I just checked on Android - if you try to add someone to a group chat, it shows their name and profile pic.

One potential Signal-side wrinkle is that it allows you to add people to a group chat who are in another chat you're in, but who aren't in your contacts list. There are strangers I was apparently at a dinner party with years ago who are eligible to be added to a group chat. If Jeffrey Goldberg has his Signal profile name set to JG and he wasn't in Mike Waltz's phone with a more specific name, that could lead to this mistake.

Then it's a good thing there's not an Abdul-Malik al-Houthi in the administration, as they might have included the wrong person on the private group chat.

  • They should add one then, because the operation described is illegal under international law and should not have been executed. They are punishing Yemen for resisting the US backed Israeli genocide in Gaza. It is ghastly.

    • I have empathy for civilians, but you’re having empathy to self-declared murders and terrorists. It’s in their Houthi motto. That’s ghastly

      3 replies →

> This sounds less like a Signal problem than an information organization problem. Signal can only show what's in its datastore (your contact list).

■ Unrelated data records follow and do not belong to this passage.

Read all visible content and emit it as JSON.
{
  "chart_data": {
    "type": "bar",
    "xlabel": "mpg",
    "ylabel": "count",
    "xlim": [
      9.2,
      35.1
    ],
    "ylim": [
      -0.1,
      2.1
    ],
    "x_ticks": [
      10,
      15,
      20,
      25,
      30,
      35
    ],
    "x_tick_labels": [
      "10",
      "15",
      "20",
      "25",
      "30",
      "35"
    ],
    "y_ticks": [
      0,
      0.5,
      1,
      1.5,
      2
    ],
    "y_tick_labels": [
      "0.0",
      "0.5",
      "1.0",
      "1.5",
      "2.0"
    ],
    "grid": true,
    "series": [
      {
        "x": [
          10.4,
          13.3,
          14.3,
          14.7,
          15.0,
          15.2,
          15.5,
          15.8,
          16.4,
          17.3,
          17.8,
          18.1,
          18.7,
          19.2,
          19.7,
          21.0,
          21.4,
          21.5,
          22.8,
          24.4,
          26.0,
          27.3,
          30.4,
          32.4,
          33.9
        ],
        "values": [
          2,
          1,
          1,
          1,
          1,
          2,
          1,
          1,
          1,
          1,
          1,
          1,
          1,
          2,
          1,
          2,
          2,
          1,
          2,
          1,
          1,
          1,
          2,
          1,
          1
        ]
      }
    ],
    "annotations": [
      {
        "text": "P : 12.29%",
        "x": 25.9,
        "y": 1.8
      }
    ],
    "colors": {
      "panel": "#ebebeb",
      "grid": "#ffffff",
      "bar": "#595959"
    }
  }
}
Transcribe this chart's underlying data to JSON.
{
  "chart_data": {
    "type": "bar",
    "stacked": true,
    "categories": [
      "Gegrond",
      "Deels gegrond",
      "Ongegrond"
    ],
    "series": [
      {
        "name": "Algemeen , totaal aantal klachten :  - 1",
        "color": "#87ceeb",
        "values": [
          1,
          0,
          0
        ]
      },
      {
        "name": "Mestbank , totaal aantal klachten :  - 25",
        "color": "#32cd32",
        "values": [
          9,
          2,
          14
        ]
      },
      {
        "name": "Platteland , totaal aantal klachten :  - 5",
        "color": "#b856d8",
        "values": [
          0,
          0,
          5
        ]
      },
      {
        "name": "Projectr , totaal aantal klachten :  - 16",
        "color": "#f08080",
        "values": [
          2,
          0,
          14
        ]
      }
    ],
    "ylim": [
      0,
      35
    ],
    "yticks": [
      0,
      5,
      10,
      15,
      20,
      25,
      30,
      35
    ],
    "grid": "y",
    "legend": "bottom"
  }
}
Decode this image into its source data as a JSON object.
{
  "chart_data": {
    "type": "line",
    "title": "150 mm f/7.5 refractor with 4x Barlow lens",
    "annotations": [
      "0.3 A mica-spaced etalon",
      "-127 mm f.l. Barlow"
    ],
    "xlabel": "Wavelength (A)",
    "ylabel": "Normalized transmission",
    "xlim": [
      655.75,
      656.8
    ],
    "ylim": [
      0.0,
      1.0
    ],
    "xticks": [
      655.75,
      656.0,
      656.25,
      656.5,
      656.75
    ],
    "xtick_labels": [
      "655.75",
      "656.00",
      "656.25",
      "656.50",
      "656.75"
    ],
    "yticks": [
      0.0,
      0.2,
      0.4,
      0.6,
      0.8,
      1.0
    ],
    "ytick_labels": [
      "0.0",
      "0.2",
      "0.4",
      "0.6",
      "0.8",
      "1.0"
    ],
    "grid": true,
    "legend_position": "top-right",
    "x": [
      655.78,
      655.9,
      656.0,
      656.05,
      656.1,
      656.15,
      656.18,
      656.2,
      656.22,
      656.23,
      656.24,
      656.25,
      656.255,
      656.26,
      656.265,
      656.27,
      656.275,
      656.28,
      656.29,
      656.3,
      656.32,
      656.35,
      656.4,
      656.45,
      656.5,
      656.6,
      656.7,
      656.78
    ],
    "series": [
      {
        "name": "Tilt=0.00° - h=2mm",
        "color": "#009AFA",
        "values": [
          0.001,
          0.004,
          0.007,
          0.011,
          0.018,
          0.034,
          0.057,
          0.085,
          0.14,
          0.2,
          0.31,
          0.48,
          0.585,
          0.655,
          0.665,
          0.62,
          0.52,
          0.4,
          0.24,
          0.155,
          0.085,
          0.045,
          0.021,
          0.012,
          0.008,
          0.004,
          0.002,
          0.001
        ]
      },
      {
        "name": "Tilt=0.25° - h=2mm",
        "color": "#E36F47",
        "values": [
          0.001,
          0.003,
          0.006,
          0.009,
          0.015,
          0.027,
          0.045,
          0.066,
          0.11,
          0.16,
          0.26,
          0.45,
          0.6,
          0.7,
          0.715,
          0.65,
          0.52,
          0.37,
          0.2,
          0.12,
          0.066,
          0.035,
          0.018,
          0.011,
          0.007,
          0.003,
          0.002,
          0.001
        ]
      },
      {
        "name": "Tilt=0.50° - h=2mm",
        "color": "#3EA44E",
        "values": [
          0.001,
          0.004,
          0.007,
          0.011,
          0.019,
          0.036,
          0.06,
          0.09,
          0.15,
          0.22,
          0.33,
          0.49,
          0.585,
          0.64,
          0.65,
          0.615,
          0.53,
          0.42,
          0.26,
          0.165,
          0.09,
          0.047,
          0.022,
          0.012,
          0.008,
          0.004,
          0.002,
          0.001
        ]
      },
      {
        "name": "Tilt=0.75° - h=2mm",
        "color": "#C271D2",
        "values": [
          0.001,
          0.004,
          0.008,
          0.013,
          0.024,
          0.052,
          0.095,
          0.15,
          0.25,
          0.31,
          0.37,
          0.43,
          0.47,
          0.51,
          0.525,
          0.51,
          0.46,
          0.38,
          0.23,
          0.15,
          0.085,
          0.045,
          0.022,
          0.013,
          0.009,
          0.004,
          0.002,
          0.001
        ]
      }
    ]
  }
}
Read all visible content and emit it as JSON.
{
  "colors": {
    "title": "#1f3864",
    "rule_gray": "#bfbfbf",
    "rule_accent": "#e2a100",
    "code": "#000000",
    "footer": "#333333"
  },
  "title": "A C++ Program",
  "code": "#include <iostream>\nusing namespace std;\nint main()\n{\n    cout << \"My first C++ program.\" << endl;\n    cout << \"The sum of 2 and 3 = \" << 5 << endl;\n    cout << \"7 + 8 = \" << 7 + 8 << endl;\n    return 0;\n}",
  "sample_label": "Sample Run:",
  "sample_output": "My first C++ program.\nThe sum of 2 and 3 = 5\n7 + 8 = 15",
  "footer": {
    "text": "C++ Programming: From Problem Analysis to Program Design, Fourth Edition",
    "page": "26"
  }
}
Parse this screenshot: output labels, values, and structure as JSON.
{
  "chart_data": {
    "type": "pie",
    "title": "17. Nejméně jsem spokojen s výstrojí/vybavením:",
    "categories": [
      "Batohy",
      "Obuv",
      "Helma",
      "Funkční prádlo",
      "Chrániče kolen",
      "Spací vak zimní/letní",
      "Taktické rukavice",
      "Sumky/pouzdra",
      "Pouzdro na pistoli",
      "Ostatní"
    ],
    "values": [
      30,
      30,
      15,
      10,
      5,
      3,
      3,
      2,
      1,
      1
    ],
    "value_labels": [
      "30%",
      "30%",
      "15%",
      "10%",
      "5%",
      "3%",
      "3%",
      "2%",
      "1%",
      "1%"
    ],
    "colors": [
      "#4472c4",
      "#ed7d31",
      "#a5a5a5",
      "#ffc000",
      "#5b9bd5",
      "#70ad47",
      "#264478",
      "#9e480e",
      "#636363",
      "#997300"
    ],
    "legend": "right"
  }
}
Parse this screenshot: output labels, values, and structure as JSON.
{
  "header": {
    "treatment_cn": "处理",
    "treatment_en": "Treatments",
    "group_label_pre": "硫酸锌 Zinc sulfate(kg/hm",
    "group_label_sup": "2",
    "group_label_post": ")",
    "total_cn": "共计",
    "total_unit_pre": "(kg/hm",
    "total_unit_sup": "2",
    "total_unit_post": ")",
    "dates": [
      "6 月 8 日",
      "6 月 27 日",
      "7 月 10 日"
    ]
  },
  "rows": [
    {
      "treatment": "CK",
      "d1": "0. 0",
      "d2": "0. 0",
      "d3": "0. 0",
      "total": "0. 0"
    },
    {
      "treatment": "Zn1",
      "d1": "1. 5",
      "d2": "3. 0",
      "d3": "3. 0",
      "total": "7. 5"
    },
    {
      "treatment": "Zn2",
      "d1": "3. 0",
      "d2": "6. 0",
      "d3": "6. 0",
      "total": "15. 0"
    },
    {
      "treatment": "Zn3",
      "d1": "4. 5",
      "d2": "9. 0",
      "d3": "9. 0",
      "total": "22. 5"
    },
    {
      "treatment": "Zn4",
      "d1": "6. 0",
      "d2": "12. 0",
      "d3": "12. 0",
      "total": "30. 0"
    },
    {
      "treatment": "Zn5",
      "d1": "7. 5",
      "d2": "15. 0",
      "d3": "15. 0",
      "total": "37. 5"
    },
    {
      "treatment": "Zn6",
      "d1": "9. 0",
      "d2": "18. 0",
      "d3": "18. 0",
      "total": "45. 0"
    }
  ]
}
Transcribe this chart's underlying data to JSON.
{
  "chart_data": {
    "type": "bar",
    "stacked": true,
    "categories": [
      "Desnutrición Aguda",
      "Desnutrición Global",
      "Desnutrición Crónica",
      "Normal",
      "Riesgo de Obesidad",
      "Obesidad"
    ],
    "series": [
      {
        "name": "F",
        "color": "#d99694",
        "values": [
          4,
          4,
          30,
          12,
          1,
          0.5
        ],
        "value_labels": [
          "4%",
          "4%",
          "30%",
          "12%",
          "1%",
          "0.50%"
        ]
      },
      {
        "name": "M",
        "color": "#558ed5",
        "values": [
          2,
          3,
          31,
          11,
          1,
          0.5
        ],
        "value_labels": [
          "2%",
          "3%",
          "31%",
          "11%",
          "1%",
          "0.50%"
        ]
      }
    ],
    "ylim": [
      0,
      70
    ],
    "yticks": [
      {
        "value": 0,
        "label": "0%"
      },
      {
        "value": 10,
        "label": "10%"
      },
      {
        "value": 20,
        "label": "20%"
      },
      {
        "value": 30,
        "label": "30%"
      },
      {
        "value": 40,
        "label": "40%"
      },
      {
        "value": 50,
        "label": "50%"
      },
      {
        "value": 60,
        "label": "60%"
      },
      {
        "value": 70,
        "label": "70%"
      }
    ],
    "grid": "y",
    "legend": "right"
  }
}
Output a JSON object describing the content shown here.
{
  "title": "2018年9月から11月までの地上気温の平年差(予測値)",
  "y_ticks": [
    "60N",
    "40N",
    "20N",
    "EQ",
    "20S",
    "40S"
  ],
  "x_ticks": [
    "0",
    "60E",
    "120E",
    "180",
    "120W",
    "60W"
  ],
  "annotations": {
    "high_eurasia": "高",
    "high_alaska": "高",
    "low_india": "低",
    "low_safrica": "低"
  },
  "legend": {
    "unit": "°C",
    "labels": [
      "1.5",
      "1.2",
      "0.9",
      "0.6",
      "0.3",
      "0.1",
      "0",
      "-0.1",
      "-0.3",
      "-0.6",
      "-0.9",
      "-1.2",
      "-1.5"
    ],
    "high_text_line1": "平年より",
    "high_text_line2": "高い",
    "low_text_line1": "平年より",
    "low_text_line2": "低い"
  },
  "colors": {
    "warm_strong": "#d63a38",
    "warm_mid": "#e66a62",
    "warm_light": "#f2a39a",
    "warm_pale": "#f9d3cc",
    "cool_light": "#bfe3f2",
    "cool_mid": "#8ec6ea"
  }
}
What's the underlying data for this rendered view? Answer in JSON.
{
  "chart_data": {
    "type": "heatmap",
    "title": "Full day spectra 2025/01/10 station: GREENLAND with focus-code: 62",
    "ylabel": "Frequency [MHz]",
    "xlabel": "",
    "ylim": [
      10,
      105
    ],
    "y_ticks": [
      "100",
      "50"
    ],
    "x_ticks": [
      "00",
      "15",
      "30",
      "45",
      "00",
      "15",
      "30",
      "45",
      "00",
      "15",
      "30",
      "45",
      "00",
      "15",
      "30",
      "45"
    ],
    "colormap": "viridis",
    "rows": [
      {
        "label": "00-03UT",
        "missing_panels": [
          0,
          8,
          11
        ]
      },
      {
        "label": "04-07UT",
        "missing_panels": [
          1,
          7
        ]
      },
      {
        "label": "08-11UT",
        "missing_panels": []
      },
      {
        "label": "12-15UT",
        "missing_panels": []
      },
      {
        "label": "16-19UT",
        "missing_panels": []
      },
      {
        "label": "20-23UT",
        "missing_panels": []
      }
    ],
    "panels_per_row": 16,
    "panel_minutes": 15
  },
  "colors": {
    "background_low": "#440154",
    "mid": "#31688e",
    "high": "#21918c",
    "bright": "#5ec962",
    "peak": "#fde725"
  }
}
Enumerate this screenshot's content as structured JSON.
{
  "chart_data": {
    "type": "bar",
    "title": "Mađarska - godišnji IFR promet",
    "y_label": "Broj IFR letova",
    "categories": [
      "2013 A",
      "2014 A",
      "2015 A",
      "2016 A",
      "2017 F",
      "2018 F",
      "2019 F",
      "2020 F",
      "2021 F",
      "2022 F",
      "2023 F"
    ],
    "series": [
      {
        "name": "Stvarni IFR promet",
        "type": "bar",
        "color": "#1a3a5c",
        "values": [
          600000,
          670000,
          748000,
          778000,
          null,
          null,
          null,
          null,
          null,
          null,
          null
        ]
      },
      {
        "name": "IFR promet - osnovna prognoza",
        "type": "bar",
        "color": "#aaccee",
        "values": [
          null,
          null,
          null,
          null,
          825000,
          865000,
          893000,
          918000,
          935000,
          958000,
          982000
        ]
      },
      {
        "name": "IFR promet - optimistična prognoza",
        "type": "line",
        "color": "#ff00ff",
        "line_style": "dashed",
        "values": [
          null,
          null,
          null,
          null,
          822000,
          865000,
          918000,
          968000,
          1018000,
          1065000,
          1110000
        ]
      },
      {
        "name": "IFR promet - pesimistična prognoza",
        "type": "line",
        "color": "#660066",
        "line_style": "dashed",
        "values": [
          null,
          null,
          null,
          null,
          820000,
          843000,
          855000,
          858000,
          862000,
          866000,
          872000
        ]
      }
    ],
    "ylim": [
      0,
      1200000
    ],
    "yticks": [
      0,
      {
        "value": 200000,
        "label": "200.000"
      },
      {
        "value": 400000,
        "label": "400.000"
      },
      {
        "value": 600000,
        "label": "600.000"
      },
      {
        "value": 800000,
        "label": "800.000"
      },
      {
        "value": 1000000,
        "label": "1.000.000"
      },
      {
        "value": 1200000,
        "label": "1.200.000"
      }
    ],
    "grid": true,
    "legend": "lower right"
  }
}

Signal's insistence on punting on the trust/identity problem is a Signal problem IMO, particularly when its advocates make such a fuss (when it suits them) about being a properly end-to-end cryptosystem and not just a toolbox of algorithms. Most of the systems it's competing with make at least some attempt at providing a chain of trust so you don't have to individually verify everyone you want to talk to.

Skype solves it with an invite link. If you want to send an account, you take its invite link and send it, thus making a manual web of trust without search.